Regardless, these are great offerings. Special shout-outs to Owlish, which seems to be attracting the genuine love and enthusiasm that we all wish for our books; Jeremy Tiang, who is showing up on so many literary prize lists; and the Sinoist publishing house, which accounts for more than a quarter of the books on the fiction list.

And you're still in time for Christmas shopping!

PRIZES

Winner of the 2023 Lucien Stryk Asian Translation Prize In the Same Light: 200 Poems for Our Century from the Migrants and Exiles of the Tang Dynasty, various writers, translated by Wong May, (Carcanet). This book was also shortlisted for ALTA National Translation Award in Poetry 2023

Shortlisted for the Warwick Prize for Women in Translation 2023: Zhang Yueran, Cocoon, translated from Chinese by Jeremy Tiang (World Editions)

Shortlisted for the inaugural Cercador Prize for literary translation: Xu Zechen, Beijing Sprawl, translated from the Chinese by Jeremy Tian and Eric Abrhahamsen (Two Lines Press)

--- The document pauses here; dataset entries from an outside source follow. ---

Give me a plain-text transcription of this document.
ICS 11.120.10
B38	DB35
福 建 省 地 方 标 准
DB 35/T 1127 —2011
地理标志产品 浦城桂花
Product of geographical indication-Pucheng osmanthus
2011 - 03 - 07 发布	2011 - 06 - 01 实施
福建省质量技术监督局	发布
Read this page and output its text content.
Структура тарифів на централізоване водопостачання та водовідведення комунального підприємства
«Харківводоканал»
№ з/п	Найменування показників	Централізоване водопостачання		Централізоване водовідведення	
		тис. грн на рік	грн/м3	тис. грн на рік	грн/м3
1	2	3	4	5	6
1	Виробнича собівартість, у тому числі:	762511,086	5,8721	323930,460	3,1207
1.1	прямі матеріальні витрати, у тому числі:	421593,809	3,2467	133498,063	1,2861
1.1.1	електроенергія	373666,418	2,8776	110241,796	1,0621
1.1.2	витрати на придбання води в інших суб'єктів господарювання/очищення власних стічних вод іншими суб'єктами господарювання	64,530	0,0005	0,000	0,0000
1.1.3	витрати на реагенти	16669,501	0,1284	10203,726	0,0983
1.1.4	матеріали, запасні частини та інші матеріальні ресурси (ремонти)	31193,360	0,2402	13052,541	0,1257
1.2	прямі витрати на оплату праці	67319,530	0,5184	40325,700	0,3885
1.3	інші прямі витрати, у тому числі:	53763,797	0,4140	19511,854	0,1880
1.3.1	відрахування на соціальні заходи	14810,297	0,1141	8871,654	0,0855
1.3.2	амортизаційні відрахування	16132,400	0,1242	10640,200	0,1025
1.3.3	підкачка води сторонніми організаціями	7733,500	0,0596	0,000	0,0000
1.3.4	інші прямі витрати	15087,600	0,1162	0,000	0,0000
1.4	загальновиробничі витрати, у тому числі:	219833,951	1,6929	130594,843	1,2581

Longlisted for the Warwick Prize for Women in Translation Dorothy Tse, Owlish, translated from Chinese by Natascha Bruce (Fitzcarraldo)

Longlisted for the International Book Prize 2023: Ninth Building, Zou Jingzhi, translator Jeremy Tiang (Honford Star)

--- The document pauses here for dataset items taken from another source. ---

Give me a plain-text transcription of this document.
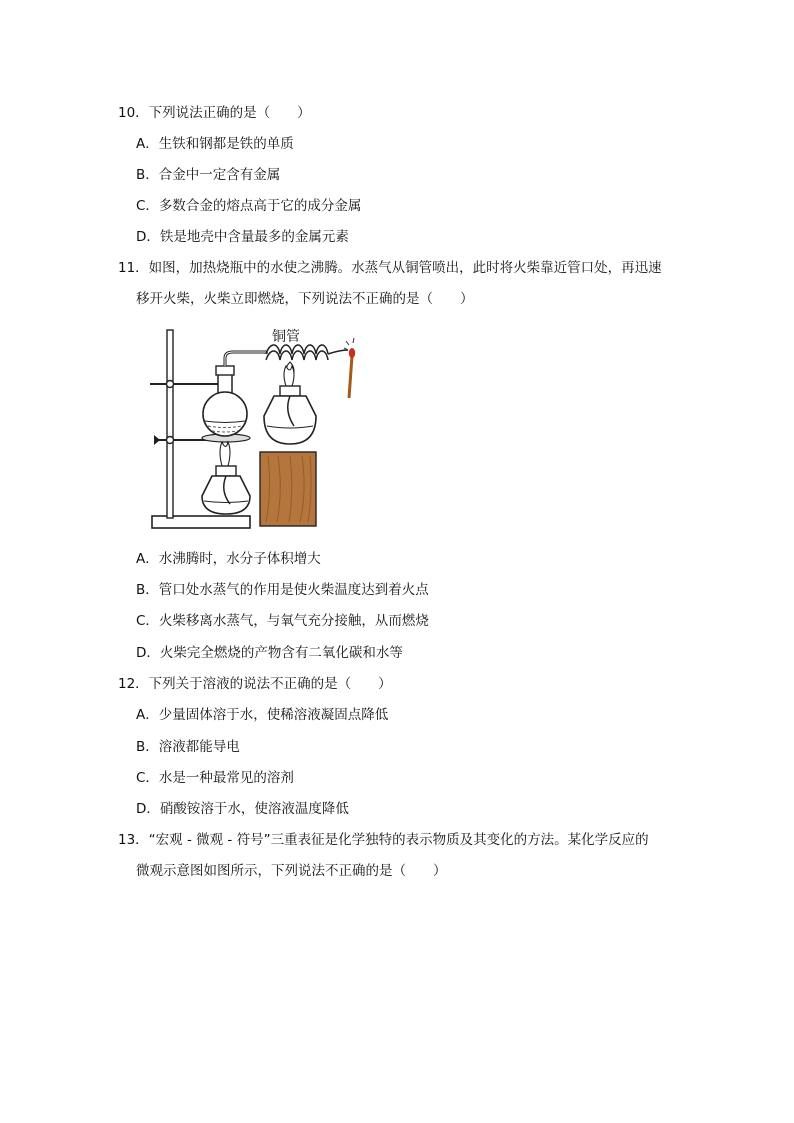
10．下列说法正确的是（　　）
A．生铁和钢都是铁的单质
B．合金中一定含有金属
C．多数合金的熔点高于它的成分金属
D．铁是地壳中含量最多的金属元素
11．如图，加热烧瓶中的水使之沸腾。水蒸气从铜管喷出，此时将火柴靠近管口处，再迅速
移开火柴，火柴立即燃烧，下列说法不正确的是（　　）
铜管
A．水沸腾时，水分子体积增大
B．管口处水蒸气的作用是使火柴温度达到着火点
C．火柴移离水蒸气，与氧气充分接触，从而燃烧
D．火柴完全燃烧的产物含有二氧化碳和水等
12．下列关于溶液的说法不正确的是（　　）
A．少量固体溶于水，使稀溶液凝固点降低
B．溶液都能导电
C．水是一种最常见的溶剂
D．硝酸铵溶于水，使溶液温度降低
13．“宏观 - 微观 - 符号”三重表征是化学独特的表示物质及其变化的方法。某化学反应的
微观示意图如图所示，下列说法不正确的是（　　）
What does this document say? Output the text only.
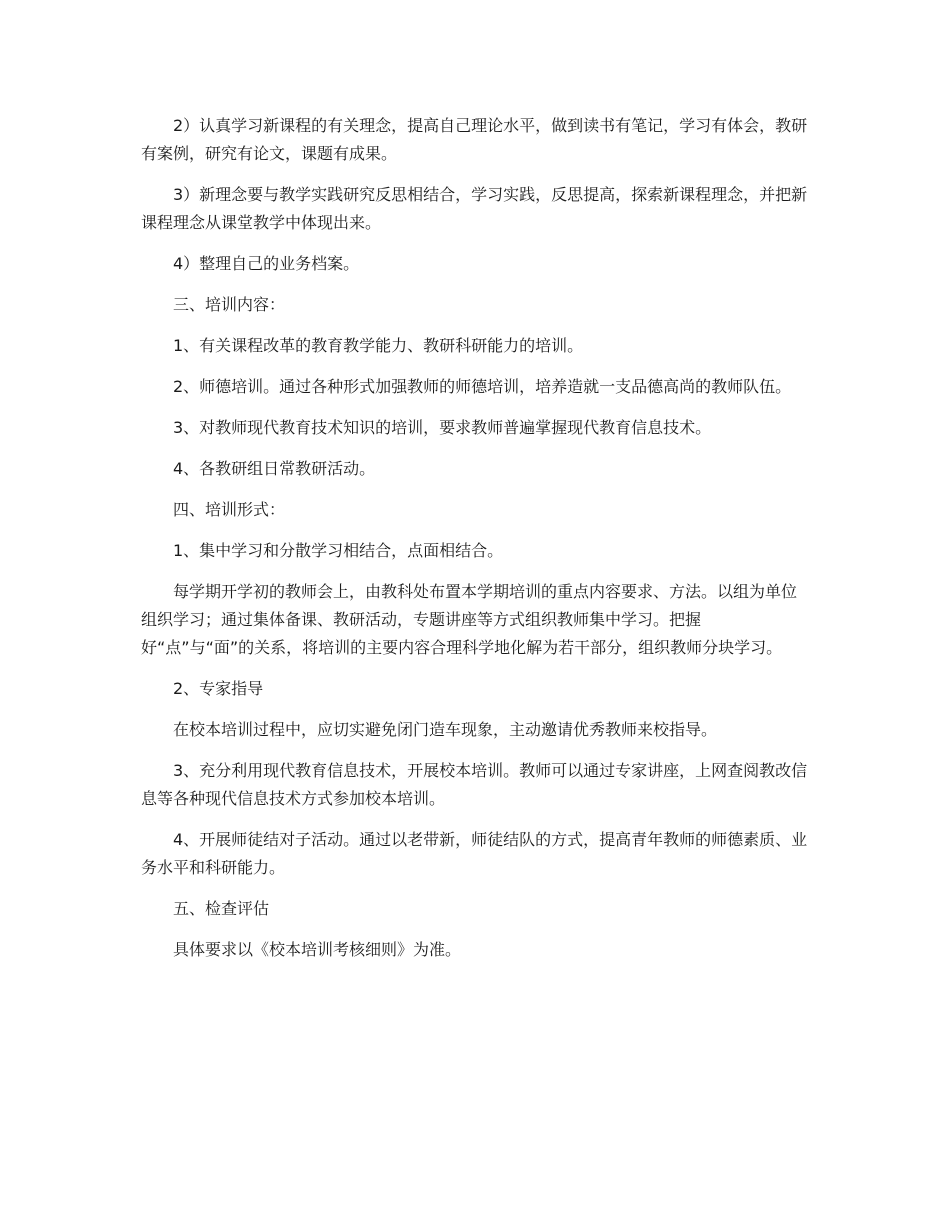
2）认真学习新课程的有关理念，提高自己理论水平，做到读书有笔记，学习有体会，教研有案例，研究有论文，课题有成果。

3）新理念要与教学实践研究反思相结合，学习实践，反思提高，探索新课程理念，并把新课程理念从课堂教学中体现出来。

4）整理自己的业务档案。

三、培训内容：

1、有关课程改革的教育教学能力、教研科研能力的培训。

2、师德培训。通过各种形式加强教师的师德培训，培养造就一支品德高尚的教师队伍。

3、对教师现代教育技术知识的培训，要求教师普遍掌握现代教育信息技术。

4、各教研组日常教研活动。

四、培训形式：

1、集中学习和分散学习相结合，点面相结合。

每学期开学初的教师会上，由教科处布置本学期培训的重点内容要求、方法。以组为单位组织学习；通过集体备课、教研活动，专题讲座等方式组织教师集中学习。把握好“点”与“面”的关系，将培训的主要内容合理科学地化解为若干部分，组织教师分块学习。

2、专家指导

在校本培训过程中，应切实避免闭门造车现象，主动邀请优秀教师来校指导。

3、充分利用现代教育信息技术，开展校本培训。教师可以通过专家讲座，上网查阅教改信息等各种现代信息技术方式参加校本培训。

4、开展师徒结对子活动。通过以老带新，师徒结队的方式，提高青年教师的师德素质、业务水平和科研能力。

五、检查评估

具体要求以《校本培训考核细则》为准。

Longlisted for ALTA National Translation Award in Prose 2023: The Artisans: A Vanishing Chinese Village, Shen Fuyu, translated by Jeremy Tiang (Astra House)

REVIEWS

Beijing Sprawl, review by William McCormack

“The connected stories unfold with a looping circularity that made me feel disoriented and déjà vu at the same time. The same images keep appearing: roasted yams, donkey meat, birds flying overhead. The book’s nine stories riff off one another, and their repetitive form gets at the frustrating contradiction inherent in Xu’s characters’ lives: one of constant motion and social immobility.”

The Sojourn Teashop, review by Ronan Hession

“…Jia Pingwa is meticulous as a miniaturist. Characters are lovingly flawed and human; they seem swept up in a wider ambivalence about the direction Chinese society is headed. The translation by Nicky Harman and Jun Liu is lucid and thoughtful. There is an odd conspicuous note of British English (“blimey” and “there’s plenty needs doing”) but overall the translation is textured and sensitively rendered – “the first burst of sunlight gilds the rooftops”.

Owlish, by Kit Fan in the Guardian

“Owlish wittily captures a recent crisis moment in Hong Kong, exploring a discombobulating state caught between civilisation and its discontents. Tse writes poignantly in the afterword about waking, dreaming and memory. Since 2019, having seen my beloved city on a knife-edge, I often turn to the question posed by Keats in his Ode to a Nightingale: “Was it a vision, or a waking dream?” Owlish may read like a dream but I hope we’ll hold on to it as a vision.”

And by Mandana Chaffa in The Chicago Review of Books

“Dorothy Tse’s remarkable Owlish—translated with beauty, power, and nuance by Natascha Bruce”

[just two of many glowing reviews for Owlish]

Hospital, by Ian Mond in LocusMag

“I read speculative fiction not for the cinematic set pieces and the sense of wonder (though I certainly get a thrill from those) but because, amongst all modes of writing, it’s the one that can radically change how I view the world. Hospital is such a book, which is why I had no hesitation pre-ordering the sequel Exorcism, which will be out later this year.”

And finally, an interesting article in Asymptote about the many decisions to be taken when translating literature from Chinese: "Principle of Decision: Translation from Chinese", by Xiao Yue Shan

The 2023 list

FICTION

GRAPHIC NOVEL

JOKES

NON-FICTION

POETRY

SCIFI

WUXIA

CHILDREN AND YOUNG ADULT

Comments

# 1.   

please addd the following: Brian Holton (Trands.) "Aa Cled wi Clouds She Cam: 60 Lyrics Frae the Chinese" (Irish Pages 2022), shortlisted for Scots Book o the Year, 2023 Scots Leid Awards

Brian Holton, December 21, 2023, 3:42p.m.

# 2.   

Done, thank you!

Eric Abrahamsen, December 21, 2023, 9:17p.m.